Оплачен страховки полис, готовит обед царевна...
Но помни: отходит поезд. Ты слышишь?! Уходит поезд сегодня и ежедневно.
Мы пол отциклюем, мы шторки повесим, чтоб нашему раю - ни краю, ни сноса.
А где-то по рельсам, по рельсам, по рельсам - колеса, колеса, колеса, колеса...
От скорости века в сонности живем мы, в живых не значась...
Непротивление совести - удобнейшее из чудачеств!
И только порой под сердцем кольнет тоскливо и гневно:
Уходит наш поезд в Освенцим!
Наш поезд уходит в Освенцим сегодня и ежедневно!
Подсознание тут же услужливо подсунуло мне кадры военной кинохроники, и
они были куда страшнее пережитого мной в ливийской пустыне.
Огромные комнаты, наполненные... очками, десятками тысяч пар обуви, ... детскими вещами... Смотришь, и понимаешь, что у тебя внутри пустота.
А волосы шевелятся от ужаса. Ужаса осознания, что эти очки и туфли принадлежали живому человеку. Может быть, почтальону, а может быть студенту. Обычному рабочему или торговцу на рынке. Или девушке. Или семилетнему ребенку. Освенцим. Место зла и бесчеловечности…
Я вздрогнул. Сел на своем ложе, и, наконец, задал вопрос, который мучал меня уже несколько дней.
- Девочка моя! Я не стану тебя спрашивать – откуда ты взялась? Но ответь мне – что это за поезд? И скажи - куда мы едем?
Элис подняла на меня глаза. В эти глаза можно было заглянуть, как в дом, когда на окнах нет занавесок. И, заглянув в них, я увидел огромную печаль, так не присущую молоденьким девушкам.
- Это волшебный поезд, – прошептала она.
– Он называется «Голубая Стрела».
- Че-ево? – изумленно протянул я, мало сейчас отличаясь от того, злодея у которого я интересовался «квадратом гипотенузы».
Элис вздохнула, опустила глаза и принялась крутить в пальцах прядь волос.
- Ты думаешь – я сумасшедшая?
- Вовсе нет! – оптимистично отозвался я, прогоняя от себя именно эту мысль. – Просто никогда на таких не ездил…
- Так сошлись звезды, что раз в сто лет этот поезд приходит на самый обычный земной вокзал. Причем, никто не может заранее предсказать – в какой именно город он приедет. Ты оказался на нужном вокзале в нужное время. Хотя, может быть, все дело в твоем имени.

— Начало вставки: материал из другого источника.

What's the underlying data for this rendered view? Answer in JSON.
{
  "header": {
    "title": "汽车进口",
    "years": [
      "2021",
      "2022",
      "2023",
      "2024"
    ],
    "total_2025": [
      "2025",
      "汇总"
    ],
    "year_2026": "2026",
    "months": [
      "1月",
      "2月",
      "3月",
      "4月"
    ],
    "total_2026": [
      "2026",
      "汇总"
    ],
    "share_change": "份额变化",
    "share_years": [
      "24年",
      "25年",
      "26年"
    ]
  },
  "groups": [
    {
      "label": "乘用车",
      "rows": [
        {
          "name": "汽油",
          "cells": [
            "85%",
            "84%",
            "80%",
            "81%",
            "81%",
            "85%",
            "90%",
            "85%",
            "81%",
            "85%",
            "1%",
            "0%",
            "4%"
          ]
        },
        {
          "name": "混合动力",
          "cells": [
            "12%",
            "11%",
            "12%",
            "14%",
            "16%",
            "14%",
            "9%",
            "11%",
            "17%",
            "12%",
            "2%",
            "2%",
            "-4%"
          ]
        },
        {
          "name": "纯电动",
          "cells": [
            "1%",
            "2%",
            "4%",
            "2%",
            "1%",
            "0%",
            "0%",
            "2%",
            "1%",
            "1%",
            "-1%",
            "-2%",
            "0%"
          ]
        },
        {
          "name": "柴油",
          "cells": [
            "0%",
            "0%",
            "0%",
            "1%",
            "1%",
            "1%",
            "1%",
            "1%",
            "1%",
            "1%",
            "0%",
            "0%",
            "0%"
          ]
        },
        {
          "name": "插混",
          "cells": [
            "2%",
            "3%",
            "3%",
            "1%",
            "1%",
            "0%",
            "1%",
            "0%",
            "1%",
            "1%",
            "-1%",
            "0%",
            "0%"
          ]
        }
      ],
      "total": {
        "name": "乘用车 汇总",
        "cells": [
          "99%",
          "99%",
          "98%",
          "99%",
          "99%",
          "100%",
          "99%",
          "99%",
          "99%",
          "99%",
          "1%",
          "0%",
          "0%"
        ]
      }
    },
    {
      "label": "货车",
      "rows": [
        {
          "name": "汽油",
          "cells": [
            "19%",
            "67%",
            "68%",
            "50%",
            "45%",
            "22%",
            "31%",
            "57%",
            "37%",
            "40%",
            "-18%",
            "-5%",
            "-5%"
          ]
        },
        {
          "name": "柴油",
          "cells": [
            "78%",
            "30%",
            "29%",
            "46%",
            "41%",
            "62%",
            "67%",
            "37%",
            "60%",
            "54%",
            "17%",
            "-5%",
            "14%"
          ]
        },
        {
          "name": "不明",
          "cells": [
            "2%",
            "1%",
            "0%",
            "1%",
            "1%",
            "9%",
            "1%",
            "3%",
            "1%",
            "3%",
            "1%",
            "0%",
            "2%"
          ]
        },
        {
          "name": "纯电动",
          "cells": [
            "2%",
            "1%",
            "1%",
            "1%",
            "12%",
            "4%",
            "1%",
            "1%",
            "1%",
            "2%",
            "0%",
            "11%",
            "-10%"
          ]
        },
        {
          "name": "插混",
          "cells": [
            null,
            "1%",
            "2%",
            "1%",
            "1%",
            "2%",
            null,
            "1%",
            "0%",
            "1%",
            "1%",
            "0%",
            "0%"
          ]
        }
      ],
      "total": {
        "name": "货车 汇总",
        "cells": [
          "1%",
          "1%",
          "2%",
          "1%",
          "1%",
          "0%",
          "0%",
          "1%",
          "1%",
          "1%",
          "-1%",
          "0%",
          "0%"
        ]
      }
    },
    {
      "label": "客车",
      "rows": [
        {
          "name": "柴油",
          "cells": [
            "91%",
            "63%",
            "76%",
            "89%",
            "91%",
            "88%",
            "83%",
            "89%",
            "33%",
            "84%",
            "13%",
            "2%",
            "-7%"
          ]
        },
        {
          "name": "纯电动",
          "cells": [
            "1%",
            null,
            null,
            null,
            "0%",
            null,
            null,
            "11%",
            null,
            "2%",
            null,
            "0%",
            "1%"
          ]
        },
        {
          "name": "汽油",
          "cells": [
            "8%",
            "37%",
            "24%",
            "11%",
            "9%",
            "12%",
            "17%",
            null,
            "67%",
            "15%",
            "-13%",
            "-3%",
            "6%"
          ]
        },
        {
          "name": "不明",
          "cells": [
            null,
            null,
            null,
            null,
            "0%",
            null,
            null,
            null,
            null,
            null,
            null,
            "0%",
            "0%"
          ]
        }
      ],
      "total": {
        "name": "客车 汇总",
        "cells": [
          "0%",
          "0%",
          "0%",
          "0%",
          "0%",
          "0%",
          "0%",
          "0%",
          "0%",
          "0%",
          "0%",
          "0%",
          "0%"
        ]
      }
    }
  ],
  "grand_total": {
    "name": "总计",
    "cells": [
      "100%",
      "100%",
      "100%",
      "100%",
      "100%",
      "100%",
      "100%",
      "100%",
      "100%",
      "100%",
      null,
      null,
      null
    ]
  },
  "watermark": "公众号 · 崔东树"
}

- А что в нем такого? – глупо спросил я.
- Себастьян - римский легионер, христианский святой, почитаемый как мученик. А еще Себастьян - путешественник, он изучает мир, чтобы понять смысл жизни.
Я присвистнул.
- Ну, надо же! Я ведь и вправду – легионер, хотя и бывший. Вот только на святого я мало похож.
- Зато на мученика - вполне! – наконец-то, улыбнулась Элис.
А потом наклонилась и осторожно поцеловала меня в разбитые губы. Но я даже толком на это не отреагировал. Мысли мои были заняты поездом.
- Так, хорошо, – сказал я, уклоняясь от очередного поцелуя. – А почему ты назвала его «Голубой Стрелой»?
- А ты что - не читал сказку с таким названием? – удивилась девушка.
- Нет, – хмыкнул я. – В моей жизни хватало других сказок. И однажды я их невзлюбил. И читать перестал.
- Ну, и зря! Этот сказочный поезд сбежал от вредной Феи к бедному мальчику Франческо! Мне так нравилась эта книжка, что я зачитала ее до дыр!
- Хм! А от кого сбежала ты? И кто за тобой охотился?
- Одни мерзавцы. Это же не простой поезд, а межпространственный. Ну, или межконтинентальный – кому как нравится. Воюющим сторонам такая штука, ой-ой, как нужна! А я умею его вызывать…
- Ага! Паззл начинает складываться! – подумал я. - Стало быть, я мыслил правильно: эти подонки пасли девочку от самого бара. Типа "группа захвата". Со спецподготовкой. Это объясняет, почему я в одиночку не смог с ними справиться. Мда! Кажется, я слишком рано списал себя в утиль! А как же первое правило легионеров – никогда не сдаваться?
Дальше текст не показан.